Nous entrons en carême et la liturgie pénitentielle des Cendres nous remet en face de la conscience de nos péchés et de la grâce du pardon. Nous nous préparons à vivre les fêtes pascales —c’est l’unique but du carême— c’est-à-dire la célébration de la mort et de la résurrection du Seigneur Jésus. Par sa mort, il nous a mérité le pardon que nous ne méritions pas car son amour sans faille, infini, sa bonté envers nous, envers même ceux qui le condamnaient, a sauvé l’honneur de l’humanité, rendue à nouveau capable d’amour désintéressé. Cet amour pur se répand dans nos cœurs si nous les lui ouvrons, il nous rend capables aussi de pardonner. C’est la grandeur du christianisme.
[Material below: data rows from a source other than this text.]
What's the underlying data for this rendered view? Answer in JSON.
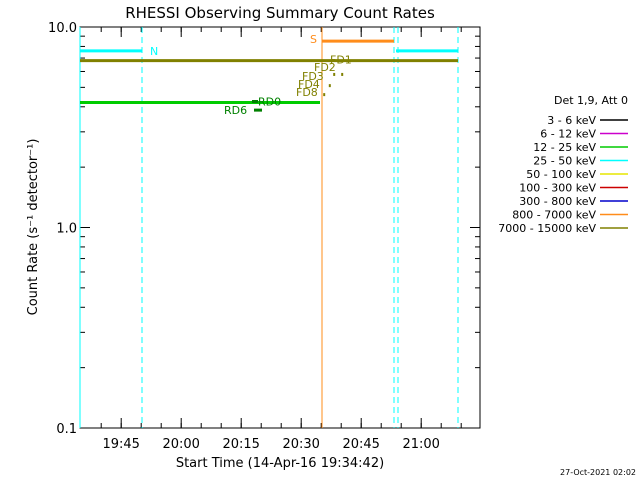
{
  "chart_data": {
    "type": "line",
    "title": "RHESSI Observing Summary Count Rates",
    "xlabel": "Start Time (14-Apr-16 19:34:42)",
    "ylabel": "Count Rate (s⁻¹ detector⁻¹)",
    "yscale": "log",
    "ylim": [
      0.1,
      10.0
    ],
    "xlim_minutes": [
      0,
      100
    ],
    "x_ticks": [
      {
        "label": "19:45",
        "minutes": 10.3
      },
      {
        "label": "20:00",
        "minutes": 25.3
      },
      {
        "label": "20:15",
        "minutes": 40.3
      },
      {
        "label": "20:30",
        "minutes": 55.3
      },
      {
        "label": "20:45",
        "minutes": 70.3
      },
      {
        "label": "21:00",
        "minutes": 85.3
      }
    ],
    "y_ticks": [
      {
        "label": "10.0",
        "value": 10.0
      },
      {
        "label": "1.0",
        "value": 1.0
      },
      {
        "label": "0.1",
        "value": 0.1
      }
    ],
    "legend_title": "Det 1,9, Att 0",
    "legend_placement": "right",
    "series": [
      {
        "name": "3 - 6 keV",
        "color": "#000000",
        "segments": []
      },
      {
        "name": "6 - 12 keV",
        "color": "#cc00cc",
        "segments": []
      },
      {
        "name": "12 - 25 keV",
        "color": "#00cc00",
        "segments": [
          [
            0,
            60,
            4.2
          ]
        ]
      },
      {
        "name": "25 - 50 keV",
        "color": "#00ffff",
        "segments": [
          [
            0,
            15.5,
            7.6
          ],
          [
            79,
            94.5,
            7.6
          ]
        ]
      },
      {
        "name": "50 - 100 keV",
        "color": "#e6e600",
        "segments": []
      },
      {
        "name": "100 - 300 keV",
        "color": "#cc0000",
        "segments": []
      },
      {
        "name": "300 - 800 keV",
        "color": "#0000cc",
        "segments": []
      },
      {
        "name": "800 - 7000 keV",
        "color": "#ff8c1a",
        "segments": [
          [
            60.5,
            78.5,
            8.5
          ]
        ]
      },
      {
        "name": "7000 - 15000 keV",
        "color": "#808000",
        "segments": [
          [
            0,
            94.5,
            6.8
          ]
        ]
      }
    ],
    "vertical_lines": [
      {
        "minutes": 0,
        "color": "#00ffff",
        "style": "solid"
      },
      {
        "minutes": 15.5,
        "color": "#00ffff",
        "style": "dashed"
      },
      {
        "minutes": 60.5,
        "color": "#ff8c1a",
        "style": "solid"
      },
      {
        "minutes": 78.5,
        "color": "#00ffff",
        "style": "dashed"
      },
      {
        "minutes": 79.5,
        "color": "#00ffff",
        "style": "dashed"
      },
      {
        "minutes": 94.5,
        "color": "#00ffff",
        "style": "dashed"
      }
    ],
    "annotations": [
      {
        "text": "N",
        "minutes": 17.5,
        "value": 7.6,
        "color": "#00ffff"
      },
      {
        "text": "S",
        "minutes": 57.5,
        "value": 8.7,
        "color": "#ff8c1a"
      },
      {
        "text": "FD1",
        "minutes": 62.5,
        "value": 6.9,
        "color": "#808000"
      },
      {
        "text": "FD2",
        "minutes": 58.5,
        "value": 6.3,
        "color": "#808000"
      },
      {
        "text": "FD3",
        "minutes": 55.5,
        "value": 5.7,
        "color": "#808000"
      },
      {
        "text": "FD4",
        "minutes": 54.5,
        "value": 5.2,
        "color": "#808000"
      },
      {
        "text": "FD8",
        "minutes": 54.0,
        "value": 4.75,
        "color": "#808000"
      },
      {
        "text": "RD0",
        "minutes": 44.5,
        "value": 4.25,
        "color": "#008000"
      },
      {
        "text": "RD6",
        "minutes": 36.0,
        "value": 3.85,
        "color": "#008000"
      }
    ],
    "markers": [
      {
        "minutes": 43.5,
        "minutes_end": 45.5,
        "value": 3.85,
        "color": "#008000"
      },
      {
        "minutes": 43.0,
        "minutes_end": 44.5,
        "value": 4.25,
        "color": "#008000"
      },
      {
        "minutes": 63.3,
        "minutes_end": 63.8,
        "value": 5.8,
        "color": "#808000"
      },
      {
        "minutes": 65.3,
        "minutes_end": 65.8,
        "value": 5.8,
        "color": "#808000"
      },
      {
        "minutes": 62.2,
        "minutes_end": 62.7,
        "value": 5.1,
        "color": "#808000"
      },
      {
        "minutes": 60.8,
        "minutes_end": 61.3,
        "value": 4.6,
        "color": "#808000"
      }
    ]
  },
  "footer": {
    "timestamp": "27-Oct-2021 02:02"
  }
}
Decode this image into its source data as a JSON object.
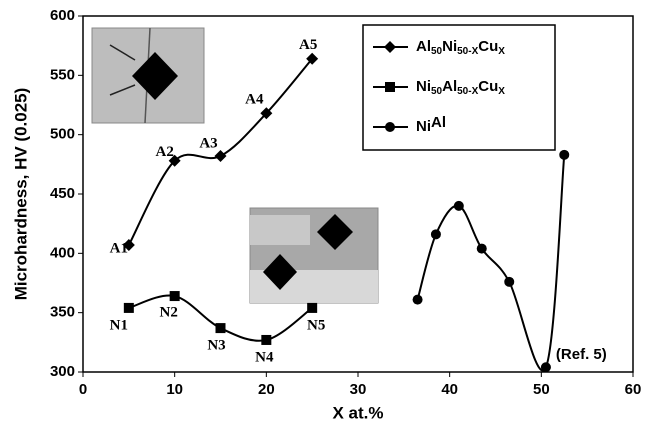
{
  "chart_data": {
    "type": "line",
    "x_label": "X at.%",
    "y_label": "Microhardness, HV (0.025)",
    "xlim": [
      0,
      60
    ],
    "ylim": [
      300,
      600
    ],
    "xticks": [
      0,
      10,
      20,
      30,
      40,
      50,
      60
    ],
    "yticks": [
      300,
      350,
      400,
      450,
      500,
      550,
      600
    ],
    "series": [
      {
        "name": "Al50Ni50-XCuX",
        "color": "#000000",
        "marker": "diamond",
        "x": [
          5,
          10,
          15,
          20,
          25
        ],
        "values": [
          407,
          478,
          482,
          518,
          564
        ],
        "point_labels": [
          "A1",
          "A2",
          "A3",
          "A4",
          "A5"
        ]
      },
      {
        "name": "Ni50Al50-XCuX",
        "color": "#000000",
        "marker": "square",
        "x": [
          5,
          10,
          15,
          20,
          25
        ],
        "values": [
          354,
          364,
          337,
          327,
          354
        ],
        "point_labels": [
          "N1",
          "N2",
          "N3",
          "N4",
          "N5"
        ]
      },
      {
        "name": "NiAl",
        "color": "#000000",
        "marker": "circle",
        "x": [
          36.5,
          38.5,
          41,
          43.5,
          46.5,
          50.5,
          52.5
        ],
        "values": [
          361,
          416,
          440,
          404,
          376,
          304,
          483
        ]
      }
    ],
    "annotation": "(Ref. 5)"
  }
}
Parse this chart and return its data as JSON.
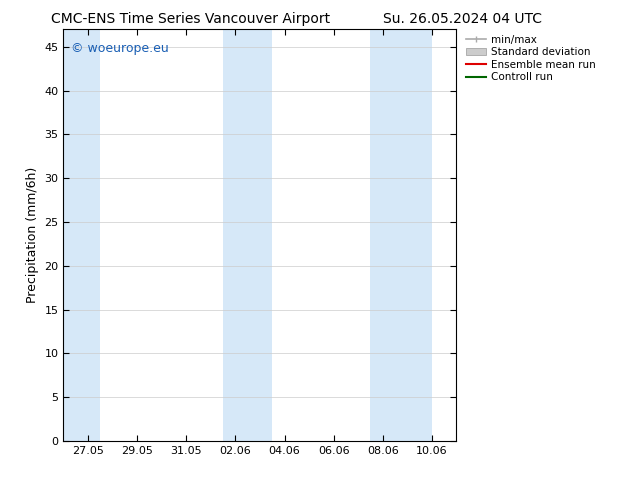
{
  "title_left": "CMC-ENS Time Series Vancouver Airport",
  "title_right": "Su. 26.05.2024 04 UTC",
  "ylabel": "Precipitation (mm/6h)",
  "ylim": [
    0,
    47
  ],
  "yticks": [
    0,
    5,
    10,
    15,
    20,
    25,
    30,
    35,
    40,
    45
  ],
  "xtick_labels": [
    "27.05",
    "29.05",
    "31.05",
    "02.06",
    "04.06",
    "06.06",
    "08.06",
    "10.06"
  ],
  "xtick_positions": [
    1,
    3,
    5,
    7,
    9,
    11,
    13,
    15
  ],
  "xlim": [
    0,
    16
  ],
  "shaded_bands": [
    {
      "x_start": 0.0,
      "x_end": 1.5
    },
    {
      "x_start": 6.5,
      "x_end": 7.5
    },
    {
      "x_start": 7.5,
      "x_end": 8.5
    },
    {
      "x_start": 12.5,
      "x_end": 13.5
    },
    {
      "x_start": 13.5,
      "x_end": 15.0
    }
  ],
  "band_color": "#d6e8f8",
  "background_color": "#ffffff",
  "watermark_text": "© woeurope.eu",
  "watermark_color": "#1a5fb4",
  "legend_items": [
    {
      "label": "min/max",
      "color": "#aaaaaa",
      "lw": 1.2
    },
    {
      "label": "Standard deviation",
      "color": "#cccccc",
      "lw": 6
    },
    {
      "label": "Ensemble mean run",
      "color": "#dd0000",
      "lw": 1.5
    },
    {
      "label": "Controll run",
      "color": "#006600",
      "lw": 1.5
    }
  ],
  "title_fontsize": 10,
  "ylabel_fontsize": 9,
  "tick_fontsize": 8,
  "watermark_fontsize": 9,
  "legend_fontsize": 7.5,
  "grid_color": "#cccccc",
  "spine_color": "#000000",
  "fig_width": 6.34,
  "fig_height": 4.9,
  "dpi": 100
}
Pourtant, lorsqu’on vit une période troublée, et celle que nous vivons l’est particulièrement, ne serait-ce qu’avec la guerre en Ukraine, la question du pardon devient toujours plus complexe. On en vient souvent, alors, à se demander si le christianisme n’est pas une religion de faibles, de personnes fatalistes ou lâches qui se dérobent devant les conflits. La Croix du Christ semble à certains une forme de passivité, un scandale. Ce n’est pas nouveau. Mais peut-être justement, au début de ce carême, pourrions-nous prêter attention à la manière dont nous vivons les conflits inévitables qui se présentent dans nos vies.

Il est toujours meilleur de rechercher la paix que d’aller au conflit. Mais dans certains cas, le conflit est inévitable parce qu’il y a une injustice sérieuse. Parce que l’amour du prochain consiste aussi à ne pas permettre que quelqu’un impose à d’autres ou à nous-mêmes des injustices. C’est un devoir d’exiger que cette personne ou ce groupe de personnes qui impose des attaques ou des injustices ne nuise pas à nouveau, ni à nous-mêmes ni à d’autres. Pardonner le mal commis ne s’oppose pas au combat pour la justice, mais au contraire l’impose car si je prétends aimer mes ennemis, je ne peux pas accepter qu’ils fassent davantage encore de mal et se rendent ainsi indignes en ne respectant pas la dignité des autres. Combattre les méchants, pour un chrétien, exige sans doute de ne pas céder à la colère, de ne pas riposter simplement sous le coup de l’émotion, mais de riposter et d’agir pour le bien de chacun, en premier des plus faibles et des victimes, des populations, mais aussi le bien des coupables qui, sans punition restent enfermés dans des cycles de perversion toujours plus indignes de leur humanité.

Ceci étant posé, pendant ce carême, pourrons-nous relire notre manière de vivre les conflits et les injustices que nous subissons ou que d’autres subissent ? Quelles sont nos luttes et nos combats ? Au nom de quoi les menons-nous ou au nom de quoi les évitons-nous ?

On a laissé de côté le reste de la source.